Cette épreuve s'est poursuivie jusqu'à ce jour. La Commission des États-Unis pour la liberté religieuse internationale (USCIRF) le confirme dans son récent rapport intitulé « La répression de la liberté religieuse dans la triade autoritaire de l’Amérique latine : Cuba, Nicaragua et Venezuela ».
Selon le document, bien que le chavisme n’ait pas intensifié sa persécution contre les groupes religieux au niveau de Cuba ou du Nicaragua, il s’engage dans des schémas de répression similaires, tels que le harcèlement persistant des communautés religieuses, les menaces et les convocations, les attaques publiques, les détentions arbitraires et la surveillance des groupes religieux. « Au Venezuela, les chefs religieux qui ne sont pas considérés comme des partisans de Maduro par les services de renseignement sont victimes d'intimidations, notamment de menaces de la part de sources anonymes et d'agents de l'État », a rapporté l'USCIRF. En 2025, par exemple, le journaliste de la radio catholique Fe y Alegría, Carlos José Correa Barros, a été arrêté par des militaires masqués. Il est resté porté disparu jusqu'à sa libération neuf jours plus tard.
L’impact de la fermeture de l’espace civique sur les organisations religieuses est évident sous le chavisme, principalement avec l’émergence de lois qui affectent également la liberté de religion.
Depuis 2024, la loi sur le contrôle, la régulation, le fonctionnement et le financement des organisations sociales non gouvernementales et à but non lucratif impose aux ONG d’obtenir l’autorisation du gouvernement pour fonctionner, permettant à l’État de suspendre celles qui promeuvent le « fascisme », ce vieux cadavre politique, cousin du socialisme, que l’on brandit de temps à autre dans des diatribes diabolisantes.
Comme s'il était un personnage de 1984, Maduro brandit l'application de la loi dite de la haine pour punir les prêtres catholiques critiques envers la corruption.
Le Venezuela suit également les traces de Cuba dans l'abus systématique de l'enregistrement légal, en maintenant, selon l'USCIRF, l'exigence que les groupes religieux s'enregistrent auprès de la Direction de la Justice et de la Religion. La bureaucratie retarde le processus d’enregistrement « jusqu’à une décennie pour les églises qui ne font pas preuve de loyauté ».
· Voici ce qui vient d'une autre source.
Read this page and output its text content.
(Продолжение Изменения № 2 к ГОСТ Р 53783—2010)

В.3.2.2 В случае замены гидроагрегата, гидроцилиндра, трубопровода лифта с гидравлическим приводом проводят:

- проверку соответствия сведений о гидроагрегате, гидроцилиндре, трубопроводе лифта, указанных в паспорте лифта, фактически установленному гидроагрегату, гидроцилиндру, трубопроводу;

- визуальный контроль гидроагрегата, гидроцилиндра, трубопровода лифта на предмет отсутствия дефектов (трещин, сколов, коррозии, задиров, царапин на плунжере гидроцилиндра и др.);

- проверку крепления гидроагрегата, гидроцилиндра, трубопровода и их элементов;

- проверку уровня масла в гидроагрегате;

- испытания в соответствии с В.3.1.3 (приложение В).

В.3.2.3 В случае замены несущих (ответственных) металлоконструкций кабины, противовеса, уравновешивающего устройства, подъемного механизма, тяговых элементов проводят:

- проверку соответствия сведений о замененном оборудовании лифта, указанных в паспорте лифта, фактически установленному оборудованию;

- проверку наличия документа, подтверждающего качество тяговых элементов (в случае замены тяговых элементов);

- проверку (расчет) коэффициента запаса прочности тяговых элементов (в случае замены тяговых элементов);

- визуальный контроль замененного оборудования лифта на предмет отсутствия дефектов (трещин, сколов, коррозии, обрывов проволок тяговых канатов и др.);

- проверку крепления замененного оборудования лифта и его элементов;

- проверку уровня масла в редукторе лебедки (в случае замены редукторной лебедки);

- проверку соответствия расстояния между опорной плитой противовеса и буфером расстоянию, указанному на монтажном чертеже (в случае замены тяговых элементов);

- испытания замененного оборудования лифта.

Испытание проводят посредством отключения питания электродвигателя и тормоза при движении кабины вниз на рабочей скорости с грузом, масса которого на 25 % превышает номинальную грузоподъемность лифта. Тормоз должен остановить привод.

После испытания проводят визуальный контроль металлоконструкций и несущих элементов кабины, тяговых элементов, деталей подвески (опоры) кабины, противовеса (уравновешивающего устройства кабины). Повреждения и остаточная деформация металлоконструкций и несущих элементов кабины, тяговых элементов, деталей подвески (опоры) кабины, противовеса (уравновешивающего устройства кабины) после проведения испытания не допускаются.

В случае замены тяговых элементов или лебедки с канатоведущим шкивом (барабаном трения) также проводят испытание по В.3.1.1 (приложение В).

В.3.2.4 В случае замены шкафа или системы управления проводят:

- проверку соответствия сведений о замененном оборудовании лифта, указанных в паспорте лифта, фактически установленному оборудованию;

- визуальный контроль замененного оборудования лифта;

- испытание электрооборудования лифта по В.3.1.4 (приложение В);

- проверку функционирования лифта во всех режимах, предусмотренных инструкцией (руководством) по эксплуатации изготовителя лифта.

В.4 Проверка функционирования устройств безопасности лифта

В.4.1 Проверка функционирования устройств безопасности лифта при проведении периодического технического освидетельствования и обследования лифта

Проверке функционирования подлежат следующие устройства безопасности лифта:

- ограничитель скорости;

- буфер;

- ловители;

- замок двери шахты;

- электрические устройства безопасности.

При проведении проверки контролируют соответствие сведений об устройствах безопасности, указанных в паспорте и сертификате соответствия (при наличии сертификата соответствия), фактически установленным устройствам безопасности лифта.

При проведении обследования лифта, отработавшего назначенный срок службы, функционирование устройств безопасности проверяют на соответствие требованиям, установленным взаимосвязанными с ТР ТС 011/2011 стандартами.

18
La situation n'est pas meilleure dans les prisons. Les autorités chavistes refusent ou empêchent fréquemment les prêtres et les pasteurs d’entrer dans les centres de détention. Caracas a appris de La Havane au fil des années comment briser non seulement les os mais aussi les esprits.
Espérons qu’un nouveau Venezuela, doté de valeurs républicaines, émergera après la capture de Maduro. Maria Corina Machado, la leader de l'opposition vénézuélienne, a déclaré dans une récente communication qu'elle attendait un moment pour que « la souveraineté populaire prévale au Venezuela, la libération des prisonniers politiques et le retour des exilés ». De nombreux chrétiens sont parmi eux ! Réjouissez-vous de la possibilité d’une terre libre en Amérique du Sud et d’un gouvernement de moins qui opprime nos frères et sœurs.